Die Realität sah leicht anders aus. Der bislang letzte Transport in Richtung Irak, der am 18. September vom Flughafen Halle-Leipzig gestartet ist, belegt den augenscheinlichen Unterschied. Die Antonow landete zuerst in Bagdad und lud Sanitätsmaterial aus. Anschließend übergab man im kurdischen Erbil die Masse der Ladung. Das war echtes Militärmaterial. Seit 2014 wurden über 2600 Tonnen an die Peschmerga-Truppen geliefert: Sturm- und Maschinengewehre, Panzerabwehrwaffen einschließlich Milan-Raketen, Dingo-Transportpanzer, Jeeps, LKW und jede Menge Munition. Zugleich bildet man im multinationalen Kurdistan Training Coordination Center (KTCC), das unmittelbar am Flughafen Erbil errichtet wurde, Kurden aus.
Das KTCC ist Bestandteil der internationalen »Operation Inherent Resolve« und untersteht dem Central Command (CENTCOM) der Vereinigten Staaten. Laut Bundestagsmandat, das noch bis zum Ende des Jahres Bestand hat, können bis zu 150 Bundeswehrsoldaten entsandt werden.
Die Bundeswehrausbilder teilen sich den Job vor allem mit Soldaten aus Finnland, Großbritannien, Italien, den Niederlanden und Norwegen. Bislang wurden mindestens 14 000 Angehörige der kurdischen Autonomie-Armee gedrillt. Mindestens 4500 sind direkt durch Bundeswehrpersonal geschult worden. So jedenfalls lauten die letzten Fakten aus dem Berliner Verteidigungsministerium, die der Linkspartei-Haushälter Michael Leutert im Sommer erfragt hat.

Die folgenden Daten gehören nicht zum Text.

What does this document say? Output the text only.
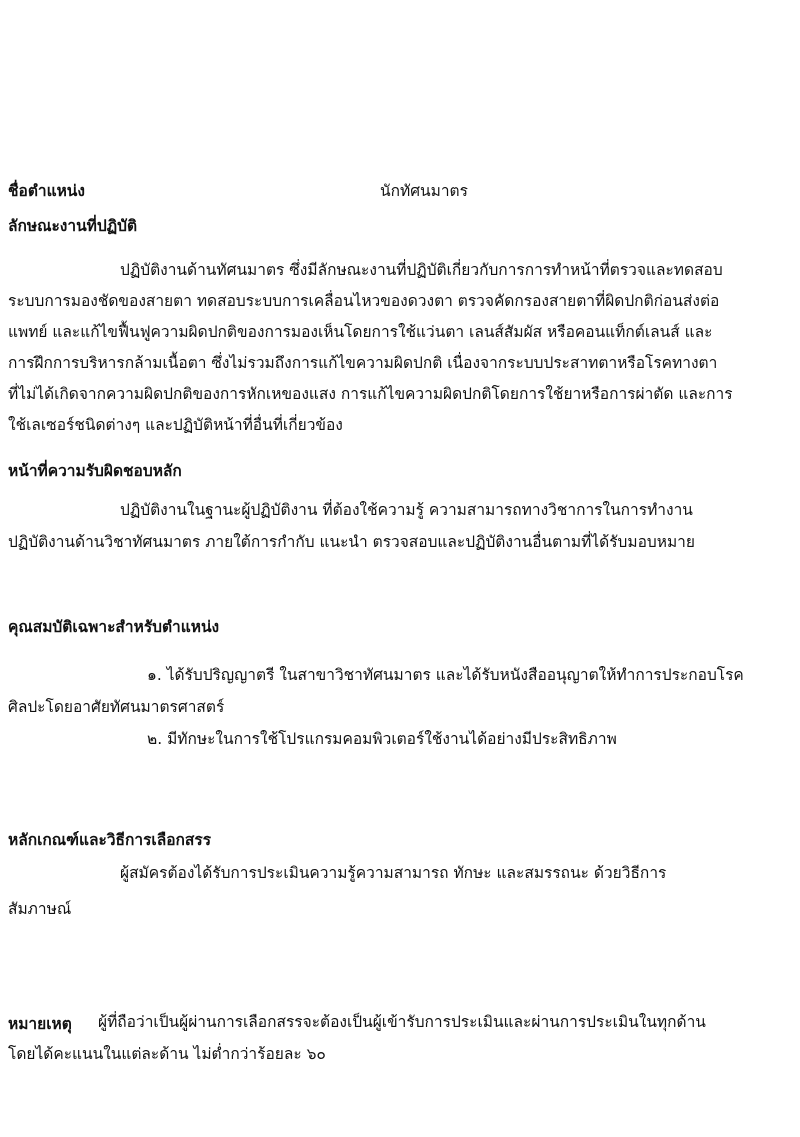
ชื่อตำแหน่ง	นักทัศนมาตร
ลักษณะงานที่ปฏิบัติ
ปฏิบัติงานด้านทัศนมาตร ซึ่งมีลักษณะงานที่ปฏิบัติเกี่ยวกับการการทำหน้าที่ตรวจและทดสอบ
ระบบการมองชัดของสายตา ทดสอบระบบการเคลื่อนไหวของดวงตา ตรวจคัดกรองสายตาที่ผิดปกติก่อนส่งต่อ
แพทย์ และแก้ไขฟื้นฟูความผิดปกติของการมองเห็นโดยการใช้แว่นตา เลนส์สัมผัส หรือคอนแท็กต์เลนส์ และ
การฝึกการบริหารกล้ามเนื้อตา ซึ่งไม่รวมถึงการแก้ไขความผิดปกติ เนื่องจากระบบประสาทตาหรือโรคทางตา
ที่ไม่ได้เกิดจากความผิดปกติของการหักเหของแสง การแก้ไขความผิดปกติโดยการใช้ยาหรือการผ่าตัด และการ
ใช้เลเซอร์ชนิดต่างๆ และปฏิบัติหน้าที่อื่นที่เกี่ยวข้อง
หน้าที่ความรับผิดชอบหลัก
ปฏิบัติงานในฐานะผู้ปฏิบัติงาน ที่ต้องใช้ความรู้ ความสามารถทางวิชาการในการทำงาน
ปฏิบัติงานด้านวิชาทัศนมาตร ภายใต้การกำกับ แนะนำ ตรวจสอบและปฏิบัติงานอื่นตามที่ได้รับมอบหมาย
คุณสมบัติเฉพาะสำหรับตำแหน่ง
๑. ได้รับปริญญาตรี ในสาขาวิชาทัศนมาตร และได้รับหนังสืออนุญาตให้ทำการประกอบโรค
ศิลปะโดยอาศัยทัศนมาตรศาสตร์
๒. มีทักษะในการใช้โปรแกรมคอมพิวเตอร์ใช้งานได้อย่างมีประสิทธิภาพ
หลักเกณฑ์และวิธีการเลือกสรร
ผู้สมัครต้องได้รับการประเมินความรู้ความสามารถ ทักษะ และสมรรถนะ ด้วยวิธีการ
สัมภาษณ์
หมายเหตุ ผู้ที่ถือว่าเป็นผู้ผ่านการเลือกสรรจะต้องเป็นผู้เข้ารับการประเมินและผ่านการประเมินในทุกด้าน
โดยได้คะแนนในแต่ละด้าน ไม่ต่ำกว่าร้อยละ ๖๐
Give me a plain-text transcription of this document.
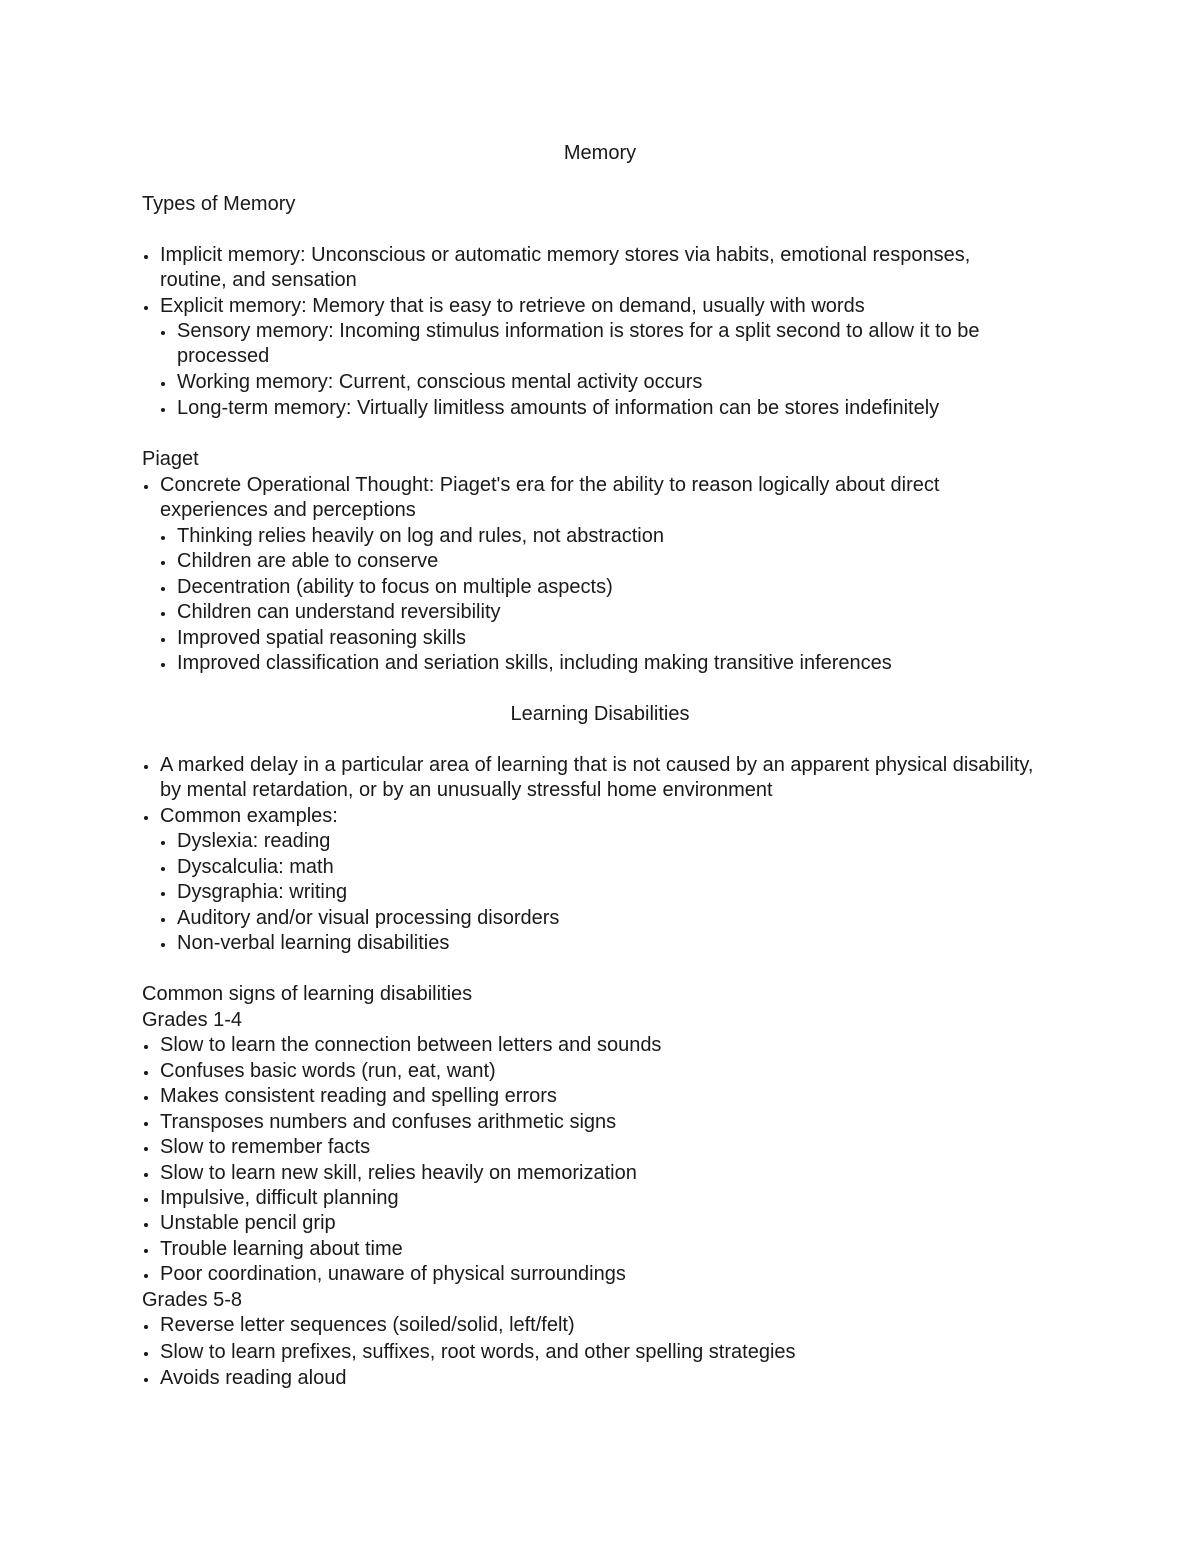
Memory
Types of Memory
Implicit memory: Unconscious or automatic memory stores via habits, emotional responses, routine, and sensation
Explicit memory: Memory that is easy to retrieve on demand, usually with words
Sensory memory: Incoming stimulus information is stores for a split second to allow it to be processed
Working memory: Current, conscious mental activity occurs
Long-term memory: Virtually limitless amounts of information can be stores indefinitely
Piaget
Concrete Operational Thought: Piaget's era for the ability to reason logically about direct experiences and perceptions
Thinking relies heavily on log and rules, not abstraction
Children are able to conserve
Decentration (ability to focus on multiple aspects)
Children can understand reversibility
Improved spatial reasoning skills
Improved classification and seriation skills, including making transitive inferences
Learning Disabilities
A marked delay in a particular area of learning that is not caused by an apparent physical disability, by mental retardation, or by an unusually stressful home environment
Common examples:
Dyslexia: reading
Dyscalculia: math
Dysgraphia: writing
Auditory and/or visual processing disorders
Non-verbal learning disabilities
Common signs of learning disabilities
Grades 1-4
Slow to learn the connection between letters and sounds
Confuses basic words (run, eat, want)
Makes consistent reading and spelling errors
Transposes numbers and confuses arithmetic signs
Slow to remember facts
Slow to learn new skill, relies heavily on memorization
Impulsive, difficult planning
Unstable pencil grip
Trouble learning about time
Poor coordination, unaware of physical surroundings
Grades 5-8
Reverse letter sequences (soiled/solid, left/felt)
Slow to learn prefixes, suffixes, root words, and other spelling strategies
Avoids reading aloud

Schwerpunkte sind Schulungen zur Kampfmittel-, Minen- und ABC-Abwehr. Wichtig sei auch die Sanitätsausbildung, denn nach Angaben der kurdischen Regionalregierung vom Jahresbeginn sind seit 2014 bei Kämpfen mit IS-Einheiten über 1600 eigene Soldaten umgekommen und über 10 000 Peschmerga verwundet worden.

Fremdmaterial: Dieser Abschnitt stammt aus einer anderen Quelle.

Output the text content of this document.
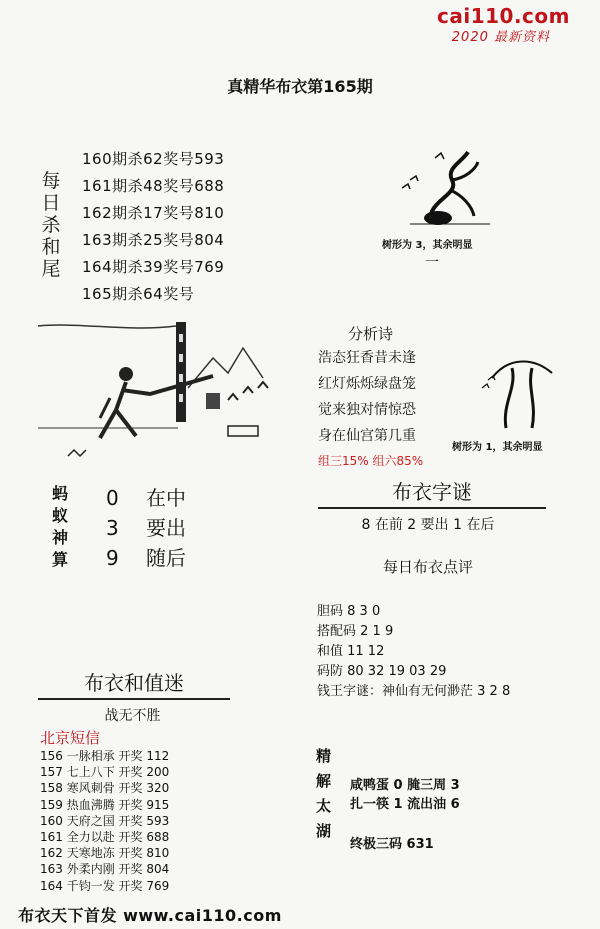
cai110.com
2020 最新资料
真精华布衣第165期
每
日
杀
和
尾
160期杀62奖号593
161期杀48奖号688
162期杀17奖号810
163期杀25奖号804
164期杀39奖号769
165期杀64奖号
树形为 3，其余明显
一
分析诗
浩态狂香昔未逢
红灯烁烁绿盘笼
觉来独对情惊恐
身在仙宫第几重
组三15% 组六85%
树形为 1，其余明显
蚂
蚁
神
算
0	在中
3	要出
9	随后
布衣字谜
8 在前 2 要出 1 在后
每日布衣点评
胆码 8 3 0
搭配码 2 1 9
和值 11 12
码防 80 32 19 03 29
钱王字谜：神仙有无何渺茫 3 2 8
布衣和值迷
战无不胜
北京短信
156 一脉相承 开奖 112
157 七上八下 开奖 200
158 寒风刺骨 开奖 320
159 热血沸腾 开奖 915
160 天府之国 开奖 593
161 全力以赴 开奖 688
162 天寒地冻 开奖 810
163 外柔内刚 开奖 804
164 千钧一发 开奖 769
精
解
太
湖
咸鸭蛋 0 腌三周 3
扎一筷 1 流出油 6
终极三码 631
布衣天下首发 www.cai110.com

Das Berliner Verteidigungsministerium erinnert nachdrücklich daran, dass das deutsche Engagement in Erbil auf Bitten der irakischen Regierung erfolge. Natürlich habe man zu den in Deutschland angeboten Schulungen stets beide Seiten eingeladen und seit 2015 insgesamt 396 Lehrgangsteilnehmer begrüßen können - 82 waren Angehörige der irakischen Streitkräfte und 314 gehörten zu den Sicherheitskräfte der Regierung in der Region Kurdistan-Irak.